QV has been in negotiations to buy the New Zealand arm of DTZ, a large publicly listed valuation and property management company based in the UK.
Neither company was responding to calls on the subject last week, but the Sunday Star-Times understands that DTZ's staff have been told the takeover will proceed and both sides have been putting the finishing touches to the deal.
QV is a state-owned enterprise and its takeover of DTZ will create a property services company with turnover of nearly $70 million, making its easily the biggest property services company operating in the commercial property market.
The current largest player is believed to be Colliers International which has annual revenue of more than $50m if the business of its franchised offices outside Auckland is included in its figures.
Another major player, Bayleys, is privately owned and does not publish its accounts. There are also significant regional players such as Simes in the South Island and Barfoot & Thompson in Auckland.
QV has been in expansion mode for several years, moving into the Australian market and acquiring Darroch Valuations in this country. It is likely to incorporate DTZ into Darrochs once the takeover is complete.
The takeover will also take QV into new territory.
DTZ has a large property services business which the Star-Times understands has contracts with both government departments and corporates which are major occupiers of commercial space, including BNZ, Transit NZ, Inland Revenue, Office of Treaty Settlements and Land Information NZ.
The merger will create a situation where one government agency is a major provider of services to other government agencies, in competition with private sector players, a prospect already raising eyebrows in the industry.
The move also comes at a time when the property downturn has had a major impact on property services providers, with many companies posting losses over the past year and others showing substantially reduced profits.
That is likely to lead to further rationalisation within the industry, which in turn is expected to increase the dominance of the major firms.
Colliers managing director Mark Synnott said although his company had grown its revenue over the past year, this had been achieved by acquisition and opening new offices. Even so, it barely stayed in the black.
On a like for like basis, Colliers suffered a 10% drop of revenue in 2008 (compared with 2007) and revenues would be flat this year, he said.
"There's no question that by maintaining revenue at 10% less than our best year ever in 2007, we have gained market share. In this pretty tough environment, if you can hold your own you are gaining market share because most other firms are contracting."
Synnott expected it would be the smaller firms that would be hardest hit. He did not expect any other major players to withdraw from the NZ market or be taken over as a result of the tougher economic conditions.

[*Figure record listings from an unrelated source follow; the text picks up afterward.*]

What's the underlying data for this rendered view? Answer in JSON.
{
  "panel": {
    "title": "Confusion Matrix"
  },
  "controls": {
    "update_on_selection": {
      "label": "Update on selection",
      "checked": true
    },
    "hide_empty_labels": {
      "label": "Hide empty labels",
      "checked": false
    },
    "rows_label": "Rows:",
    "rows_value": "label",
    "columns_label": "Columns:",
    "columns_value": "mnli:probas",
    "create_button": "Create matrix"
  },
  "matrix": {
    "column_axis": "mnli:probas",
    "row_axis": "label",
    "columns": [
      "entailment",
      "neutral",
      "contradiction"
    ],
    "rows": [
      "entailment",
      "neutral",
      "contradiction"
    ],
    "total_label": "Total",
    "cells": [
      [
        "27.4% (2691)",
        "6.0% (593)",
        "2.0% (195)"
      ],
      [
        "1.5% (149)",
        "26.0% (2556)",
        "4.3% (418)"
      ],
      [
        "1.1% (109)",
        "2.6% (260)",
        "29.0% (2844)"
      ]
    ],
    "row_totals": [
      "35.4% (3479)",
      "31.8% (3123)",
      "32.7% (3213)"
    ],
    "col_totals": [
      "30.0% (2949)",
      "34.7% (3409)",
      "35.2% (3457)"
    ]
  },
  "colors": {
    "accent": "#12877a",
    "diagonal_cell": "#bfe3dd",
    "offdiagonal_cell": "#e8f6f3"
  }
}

However, Colliers had been quick to capitalise on problems at DTZ, which had been losing money and closed some branches.
When DTZ closed its Dunedin office, Colliers opened its first office in the city and hired several former DTZ staffers.
"We would not have opened our Dunedin office if DTZ had not closed theirs," Synnott said.

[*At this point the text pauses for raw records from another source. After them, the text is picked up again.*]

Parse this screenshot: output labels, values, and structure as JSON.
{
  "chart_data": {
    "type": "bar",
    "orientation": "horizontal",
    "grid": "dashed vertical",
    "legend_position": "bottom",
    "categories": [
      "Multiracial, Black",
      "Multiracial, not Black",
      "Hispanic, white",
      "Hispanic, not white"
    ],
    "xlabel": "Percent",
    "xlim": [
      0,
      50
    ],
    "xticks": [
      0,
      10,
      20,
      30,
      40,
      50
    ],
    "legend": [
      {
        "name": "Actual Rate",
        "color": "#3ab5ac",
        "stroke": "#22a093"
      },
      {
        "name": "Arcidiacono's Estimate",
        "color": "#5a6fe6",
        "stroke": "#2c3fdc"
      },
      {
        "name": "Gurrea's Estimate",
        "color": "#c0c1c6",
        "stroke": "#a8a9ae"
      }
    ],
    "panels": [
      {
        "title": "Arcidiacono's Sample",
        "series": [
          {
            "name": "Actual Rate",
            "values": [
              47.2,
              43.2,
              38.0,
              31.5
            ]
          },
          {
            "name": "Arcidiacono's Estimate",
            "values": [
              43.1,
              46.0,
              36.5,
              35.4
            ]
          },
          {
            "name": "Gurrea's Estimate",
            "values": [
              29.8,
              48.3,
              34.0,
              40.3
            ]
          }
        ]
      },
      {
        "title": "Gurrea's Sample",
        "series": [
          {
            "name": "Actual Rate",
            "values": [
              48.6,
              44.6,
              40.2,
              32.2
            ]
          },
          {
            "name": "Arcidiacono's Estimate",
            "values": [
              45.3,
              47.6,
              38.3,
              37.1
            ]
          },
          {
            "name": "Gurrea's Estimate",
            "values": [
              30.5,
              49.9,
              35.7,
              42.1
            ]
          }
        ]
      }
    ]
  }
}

Colliers had also hired several former DTZ valuers to set up a new industrial and suburban valuation arm.
And two weeks ago, DTZ's director of property services, Don Smith, also jumped ship to Colliers, where he will be setting up a new occupier services unit to compete against his former employer.
Synnott said it was the office leasing business which was struggling the most this year. Last year, it had been the sales side of the business which was hardest hit, but sales had bounced back this year.
The valuation and property management arms had held up pretty well, he said.